A raccontarla così Yellowjackets può sembrare seriosa, persino cupa. In realtà, il suo pregio maggiore (o difetto peggiore, a seconda della definizione di equilibrio narrativo) è proprio la leggerezza. In Yellowjackets lo sforzo (auto)ironico è evidente nella parte che racconta il presente, perché c’è sempre un che di ridicolo nella disperazione di chi prova a mantenere il contegno mentre supera l’orlo della crisi di nervi. La parte che racconta il presente è quella in cui la mistery box si mescola alla commedia degli equivoci, in cui le Mean Girls crescono nelle Desperate Housewives, in cui il tema del trauma viene approfondito attraverso una spericolata riflessione metanarrativa: se l’adolescenza è di per sé un trauma, cos’è l’adolescenza per una ragazzina diventata troppo famosa, troppo presto? Da questo punto di vista, le scelte di casting per le Yellowjackets adulte paiono troppo perfette per essere un fortunato caso di serendipity: Melanie Lynskey, Christina Ricci, Juliette Lewis, star degli anni ‘90 messe dentro una serie che fa dell’epoca della loro adolescenza e del loro successo (e del loro trauma?) un period drama, un passato ormai tanto lontano che è arrivato il momento di raccontarlo a quelli che all’epoca non c’erano ancora attraverso le citazioni, l’oggettistica, la colonna sonora. «Sono stati molto intelligenti a scegliere proprio noi per raccontare lo zeitgeist degli anni Novanta», ha detto Juliette Lewis, brillante come non la si vedeva da tempo nella sua interpretazione di Natalie, 40enne tossicodipendente e struggente.

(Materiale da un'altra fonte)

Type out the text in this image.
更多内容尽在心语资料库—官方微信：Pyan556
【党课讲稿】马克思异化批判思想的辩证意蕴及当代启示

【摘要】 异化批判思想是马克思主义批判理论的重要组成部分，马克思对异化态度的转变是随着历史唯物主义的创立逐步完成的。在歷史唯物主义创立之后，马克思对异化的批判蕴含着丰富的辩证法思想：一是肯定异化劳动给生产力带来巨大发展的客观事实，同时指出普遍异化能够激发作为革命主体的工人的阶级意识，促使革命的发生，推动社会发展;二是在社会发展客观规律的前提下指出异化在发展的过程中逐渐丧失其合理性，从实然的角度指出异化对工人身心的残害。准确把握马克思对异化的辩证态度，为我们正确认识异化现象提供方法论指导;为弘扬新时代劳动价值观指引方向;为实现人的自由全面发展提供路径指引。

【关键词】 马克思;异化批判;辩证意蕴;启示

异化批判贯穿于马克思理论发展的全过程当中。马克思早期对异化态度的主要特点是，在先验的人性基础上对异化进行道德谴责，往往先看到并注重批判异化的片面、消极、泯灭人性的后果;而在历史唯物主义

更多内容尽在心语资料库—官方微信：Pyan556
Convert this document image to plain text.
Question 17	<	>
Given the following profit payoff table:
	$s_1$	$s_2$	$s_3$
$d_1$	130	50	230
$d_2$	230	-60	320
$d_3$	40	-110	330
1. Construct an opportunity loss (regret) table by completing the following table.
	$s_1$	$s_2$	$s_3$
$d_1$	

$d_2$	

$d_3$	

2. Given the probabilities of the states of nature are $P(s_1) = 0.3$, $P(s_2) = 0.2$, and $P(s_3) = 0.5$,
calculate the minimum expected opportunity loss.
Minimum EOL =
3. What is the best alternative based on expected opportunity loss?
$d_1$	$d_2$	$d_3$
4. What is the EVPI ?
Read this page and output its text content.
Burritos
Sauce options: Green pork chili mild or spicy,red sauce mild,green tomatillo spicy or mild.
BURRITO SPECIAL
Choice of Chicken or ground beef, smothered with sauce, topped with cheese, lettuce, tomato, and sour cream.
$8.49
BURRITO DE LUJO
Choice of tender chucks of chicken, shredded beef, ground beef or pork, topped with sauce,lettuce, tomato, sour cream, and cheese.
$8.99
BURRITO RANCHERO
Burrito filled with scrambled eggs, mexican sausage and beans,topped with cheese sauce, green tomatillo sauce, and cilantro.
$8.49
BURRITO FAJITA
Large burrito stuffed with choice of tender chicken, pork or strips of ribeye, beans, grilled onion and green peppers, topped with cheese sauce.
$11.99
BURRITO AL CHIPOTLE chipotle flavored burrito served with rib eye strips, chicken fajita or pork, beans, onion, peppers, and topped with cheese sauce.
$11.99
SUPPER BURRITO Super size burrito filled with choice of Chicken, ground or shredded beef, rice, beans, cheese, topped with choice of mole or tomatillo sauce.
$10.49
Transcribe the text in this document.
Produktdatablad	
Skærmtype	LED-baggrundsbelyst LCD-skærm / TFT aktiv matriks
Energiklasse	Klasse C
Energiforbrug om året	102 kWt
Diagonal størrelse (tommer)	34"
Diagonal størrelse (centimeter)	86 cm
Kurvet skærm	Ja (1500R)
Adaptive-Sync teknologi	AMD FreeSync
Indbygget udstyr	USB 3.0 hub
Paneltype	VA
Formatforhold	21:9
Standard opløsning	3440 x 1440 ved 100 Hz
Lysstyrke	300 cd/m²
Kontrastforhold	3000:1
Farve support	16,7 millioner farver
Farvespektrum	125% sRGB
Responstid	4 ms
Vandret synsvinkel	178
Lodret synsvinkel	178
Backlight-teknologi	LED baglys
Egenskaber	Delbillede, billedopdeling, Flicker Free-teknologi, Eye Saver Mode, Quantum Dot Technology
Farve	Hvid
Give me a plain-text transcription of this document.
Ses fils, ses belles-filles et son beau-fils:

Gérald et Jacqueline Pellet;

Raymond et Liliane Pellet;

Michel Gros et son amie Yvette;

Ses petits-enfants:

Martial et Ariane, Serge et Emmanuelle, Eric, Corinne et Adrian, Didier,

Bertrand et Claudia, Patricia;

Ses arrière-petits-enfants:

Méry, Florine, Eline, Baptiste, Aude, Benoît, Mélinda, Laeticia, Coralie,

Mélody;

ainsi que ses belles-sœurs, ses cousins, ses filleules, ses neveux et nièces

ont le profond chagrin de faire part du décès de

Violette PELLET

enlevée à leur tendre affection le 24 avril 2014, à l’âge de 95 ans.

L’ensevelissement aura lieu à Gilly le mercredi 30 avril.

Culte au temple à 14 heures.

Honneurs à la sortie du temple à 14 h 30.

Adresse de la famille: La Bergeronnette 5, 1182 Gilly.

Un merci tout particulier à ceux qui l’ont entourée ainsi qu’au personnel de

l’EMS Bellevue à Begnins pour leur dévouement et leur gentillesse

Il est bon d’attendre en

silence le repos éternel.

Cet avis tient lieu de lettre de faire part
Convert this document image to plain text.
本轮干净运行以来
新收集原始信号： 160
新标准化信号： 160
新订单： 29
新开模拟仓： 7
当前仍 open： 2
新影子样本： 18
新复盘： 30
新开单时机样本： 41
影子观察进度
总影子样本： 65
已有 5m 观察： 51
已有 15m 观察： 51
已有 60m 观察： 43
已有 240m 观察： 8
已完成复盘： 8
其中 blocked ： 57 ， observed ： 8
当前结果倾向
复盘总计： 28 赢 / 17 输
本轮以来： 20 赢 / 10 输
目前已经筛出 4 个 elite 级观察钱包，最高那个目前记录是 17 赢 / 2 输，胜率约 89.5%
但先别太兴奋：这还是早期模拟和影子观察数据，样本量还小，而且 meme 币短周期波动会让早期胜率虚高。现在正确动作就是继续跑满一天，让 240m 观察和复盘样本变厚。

Le musiche che riempiono d’atmosfera la serie, le canzoni inserite nella tracklist di ogni singolo episodio sono frutto di un lavoro che dalle parole di Lynskey e Nickerson si capisce essere stato estenuante. Le risorse a disposizione non erano infinite e loro stessi hanno ammesso di aver spesso dovuto scrivere ai musicisti implorando di permettere l’uso di quella canzone in quella scena. Smashing Pumpkins, Liz Phair, Hole, PJ Harvey, Portishead, Ultravox, Jane’s Addiction, Prodigy, Offspring, Cranberries: la colonna sonora di Yellowjackets è un tesoro per i nostalgici, una parte essenziale del racconto per la quale i creatori hanno rischiato anche di sforare il budget (hanno raccontato di avere esagerato nel primo episodio, cosa che li ha costretti a ridurre la tracklist degli episodi centrali della prima stagione). Negli Stati Uniti Yellowjackets ha riscosso un grandissimo successo, una seconda stagione era scontata come erano scontati i malumori preventivi di quelli che già temono che il successo allunghi il brodo fino a fargli perdere ogni sapore. In attesa di scoprire cosa è successo davvero alle Yellowjackets, mentre aspettiamo di capire come e perché la bomba è scoppiata, possiamo solo fidarci delle parole di Ashley Lyle, che ha promesso che la storia finirà quando dovrà finire, senza trascinarsi. D’altronde, Lyle ha detto più volte che con Yellowjackets voleva soltanto raccontare «quella che mi sembrava una storia molto vera sulle ragazze adolescenti».